At present, the Programme only allows funding for regional airports with fewer than 1 million passengers per year, which, Ryanair says, blocks increased passengers to drive tourism, jobs, and economic growth at Ireland’s regional airports.
Ryanair airline CEO Eddie Wilson said: “It is astounding that Ireland’s Minister for Transport not only continues to preside over the 32 million passenger cap fiasco at Dublin Airport, but is now effectively allowing Ireland’s regional airports to be capped at 1 million passengers per annum by his own Department’s Regional Airport Programme.
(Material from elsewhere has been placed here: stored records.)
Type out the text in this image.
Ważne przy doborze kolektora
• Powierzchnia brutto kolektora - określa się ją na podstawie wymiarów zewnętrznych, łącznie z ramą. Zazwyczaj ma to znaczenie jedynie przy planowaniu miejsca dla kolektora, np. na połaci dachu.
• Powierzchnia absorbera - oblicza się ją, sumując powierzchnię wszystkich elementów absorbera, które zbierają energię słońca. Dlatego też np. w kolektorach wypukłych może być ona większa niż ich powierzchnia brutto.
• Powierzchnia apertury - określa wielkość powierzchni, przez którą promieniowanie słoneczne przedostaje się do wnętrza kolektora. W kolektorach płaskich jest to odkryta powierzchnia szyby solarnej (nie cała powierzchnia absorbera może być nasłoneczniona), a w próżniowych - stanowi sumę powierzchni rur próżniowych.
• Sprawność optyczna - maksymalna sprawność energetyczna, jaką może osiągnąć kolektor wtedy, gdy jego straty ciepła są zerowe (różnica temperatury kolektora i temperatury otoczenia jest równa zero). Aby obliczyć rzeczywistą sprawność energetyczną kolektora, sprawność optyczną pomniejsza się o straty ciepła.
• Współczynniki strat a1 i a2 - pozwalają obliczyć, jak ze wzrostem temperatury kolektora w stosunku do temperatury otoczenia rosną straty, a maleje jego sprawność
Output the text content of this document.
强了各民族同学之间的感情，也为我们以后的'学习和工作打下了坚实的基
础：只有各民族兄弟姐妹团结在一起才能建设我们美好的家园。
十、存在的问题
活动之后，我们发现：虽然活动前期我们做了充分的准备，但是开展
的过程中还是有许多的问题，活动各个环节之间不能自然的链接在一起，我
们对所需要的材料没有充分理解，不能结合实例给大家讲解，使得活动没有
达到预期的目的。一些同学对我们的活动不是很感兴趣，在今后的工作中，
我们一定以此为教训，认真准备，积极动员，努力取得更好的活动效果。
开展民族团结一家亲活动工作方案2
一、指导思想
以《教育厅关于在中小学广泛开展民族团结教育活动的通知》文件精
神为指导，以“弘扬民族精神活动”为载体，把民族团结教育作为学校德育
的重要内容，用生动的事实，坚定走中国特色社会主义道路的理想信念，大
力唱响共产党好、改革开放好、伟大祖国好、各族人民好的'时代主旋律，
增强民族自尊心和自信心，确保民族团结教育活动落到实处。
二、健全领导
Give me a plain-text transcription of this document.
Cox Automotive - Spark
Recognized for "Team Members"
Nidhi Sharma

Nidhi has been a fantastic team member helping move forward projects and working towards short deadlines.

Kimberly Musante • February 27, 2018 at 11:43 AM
It makes no sense that regional airports are being penalised for growing tourism and delivering economic benefit to the regions. There is no incentive for regional airports, such as Knock, to grow beyond 1 million passengers per annum when their regions are trying to grow tourism and jobs.
Mr Wilson added: “Ryanair wants to grow Irish traffic and tourism, and on 7 Mar last, we presented a growth proposal to Transport Minister Ryan, under which Ryanair would invest over $1.6bn in new aircraft for Irish airports, create over 800 Irish jobs, double traffic at Cork, Shannon, and Kerry, and open a base at Knock Airport. However, this much-needed tourism, and economic growth is being restricted by the 1 million passenger cap, which if exceeded, would mean regional airports, like Knock, would lose exchequer funding for future expansion.
“Minister Ryan is not content presiding over the 32 million passenger cap fiasco at Dublin Airport but is now capping passengers and blocking growth at regional airports too. Ryanair calls on Transport Minister Ryan to immediately raise the 1 million passenger cap on funding for Ireland’s regional airports to at least 2 million passengers per annum, as allowed under EU regulation, which would deliver more traffic, tourism, jobs, and economic growth to key regional airports and the surrounding communities.”